Aber wir haben uns daran gewöhnt, über die Hände hinwegzusehen. Das war nicht immer so. In der Welt und in der Sprache unserer Eltern und Großeltern spielten die Hände noch eine andere Rolle. Das Deutsche Wörterbuch der Brüder Grimm aus dem 19. Jahrhundert dokumentiert den damaligen (literarischen) Sprachgebrauch und zählt eine Unmenge von Gebrauchsformen des Wortes Hand in seinen direkten - sinnlichen wie auch in übertragenen - bildhaften Bedeutungen auf, die uns meist noch verständlich, aber kaum mehr geläufig sind. Offenbar hat dieser Wandel, wie auch unsere Gewohnheit, die Hände zu übersehen, etwas mit der Entsinnlichung unserer modernen Welt zu tun.
Die Hirnforscher sagen uns, dass in der frühen Kindheit tatsächlich ein beträchtlicher Teil unseres Lebenspensums an Lernen bewältigt wird: Körperlernen, Handlernen, Spracherwerb. Bedürfen also diese frühen Lernprozesse gar nicht unserer Aufmerksamkeit? Können wir der Natur der Kinder ihren Lauf lassen, darauf vertrauen, dass ihre Körper und Hände schon - naturwüchsig - angemessene Bedingungen für die Entfaltung ihres Grundrepertoires finden werden, und uns, als Pädagogen, wichtigeren Themen zuwenden, wie etwa der Vermittlung von kognitiven und kreativen Fähigkeiten, sozialen Kompetenzen und Kulturtechniken? Dieses Konzept kommt uns doch recht vertraut vor!

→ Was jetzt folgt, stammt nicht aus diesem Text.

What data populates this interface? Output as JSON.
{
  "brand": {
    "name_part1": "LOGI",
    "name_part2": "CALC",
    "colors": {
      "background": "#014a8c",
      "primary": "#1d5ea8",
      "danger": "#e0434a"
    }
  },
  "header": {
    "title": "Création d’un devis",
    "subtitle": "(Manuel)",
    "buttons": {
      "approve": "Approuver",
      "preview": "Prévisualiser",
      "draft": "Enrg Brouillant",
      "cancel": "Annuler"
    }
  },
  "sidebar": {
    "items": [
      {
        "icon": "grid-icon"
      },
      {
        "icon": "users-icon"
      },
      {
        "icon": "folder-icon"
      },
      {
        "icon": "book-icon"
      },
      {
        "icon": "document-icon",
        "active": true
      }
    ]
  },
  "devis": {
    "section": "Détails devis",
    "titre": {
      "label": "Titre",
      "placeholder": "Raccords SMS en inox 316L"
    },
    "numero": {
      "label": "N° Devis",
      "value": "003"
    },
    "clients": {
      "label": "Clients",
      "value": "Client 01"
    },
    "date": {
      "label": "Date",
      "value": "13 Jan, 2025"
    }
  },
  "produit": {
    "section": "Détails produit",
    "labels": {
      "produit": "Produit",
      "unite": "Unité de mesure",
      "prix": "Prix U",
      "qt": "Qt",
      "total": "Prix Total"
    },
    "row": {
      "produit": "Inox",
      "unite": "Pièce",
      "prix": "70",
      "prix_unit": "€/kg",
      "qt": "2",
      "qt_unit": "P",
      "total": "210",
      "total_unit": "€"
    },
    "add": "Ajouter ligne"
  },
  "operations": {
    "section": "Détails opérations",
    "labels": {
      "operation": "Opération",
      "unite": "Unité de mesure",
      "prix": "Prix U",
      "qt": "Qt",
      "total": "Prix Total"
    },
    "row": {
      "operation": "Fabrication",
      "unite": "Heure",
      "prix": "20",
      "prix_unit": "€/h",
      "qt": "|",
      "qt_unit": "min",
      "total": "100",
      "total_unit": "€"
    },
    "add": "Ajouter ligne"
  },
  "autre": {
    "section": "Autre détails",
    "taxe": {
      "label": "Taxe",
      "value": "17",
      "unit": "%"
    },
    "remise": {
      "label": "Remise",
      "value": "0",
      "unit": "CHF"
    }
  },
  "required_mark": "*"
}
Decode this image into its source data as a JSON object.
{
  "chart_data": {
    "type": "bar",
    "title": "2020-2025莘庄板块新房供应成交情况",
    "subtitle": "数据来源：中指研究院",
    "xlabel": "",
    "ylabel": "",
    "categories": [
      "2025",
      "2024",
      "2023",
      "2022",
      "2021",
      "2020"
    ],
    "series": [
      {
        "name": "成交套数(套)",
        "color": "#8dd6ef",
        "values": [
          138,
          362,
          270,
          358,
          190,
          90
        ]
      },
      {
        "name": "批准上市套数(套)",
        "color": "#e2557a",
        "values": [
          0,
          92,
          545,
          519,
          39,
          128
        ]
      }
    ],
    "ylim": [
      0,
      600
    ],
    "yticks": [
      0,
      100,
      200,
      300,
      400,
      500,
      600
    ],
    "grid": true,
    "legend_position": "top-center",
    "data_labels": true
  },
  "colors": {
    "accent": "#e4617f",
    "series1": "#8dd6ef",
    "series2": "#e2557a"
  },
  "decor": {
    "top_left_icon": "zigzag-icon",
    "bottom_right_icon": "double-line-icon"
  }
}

Neuerdings mehren sich in der (Früh-) Pädagogik die Stimmen, die das alte Konzept kritisieren, das im (kindlichem) Lernen einen von außen steuerbaren Prozess sieht, und vorschlagen, genauer hinzusehen. Die Erkenntnisse über das frühe Lernen lieferten ein besseres Konzept zum Verständnis von Lernen überhaupt. Säuglinge und Kleinkinder konstruierten, indem sie handelnd denken und denkend handeln, ihr Grundrepertoire an Fähigkeiten und damit zugleich ihren Anteil an der Welt (Hier beziehe ich mich insbesondere auf die Schriften von Gerd E. Schäfer von 1999 und 2003).
Im Konstruktionskonzept steckt, als Vorbild, die Tätigkeit der Hände. Sie bilden sich aus zu Werkzeugen und schaffen sich weitere Werkzeuge, um die Welt handhabbar zu machen. Das Gehirn ist immer beteiligt, aber die Hände sind seine wichtigsten Außenposten - in Verbindung mit allen anderen Sinnen. Es denkt mit den Händen - wie mit dem ganzen Körper -, zunächst buchstäblich und dann auch im übertragenen Sinn: wie mit den Händen, indem es selbst Werkzeuge, nämlich Symbole als Begriffe gebraucht.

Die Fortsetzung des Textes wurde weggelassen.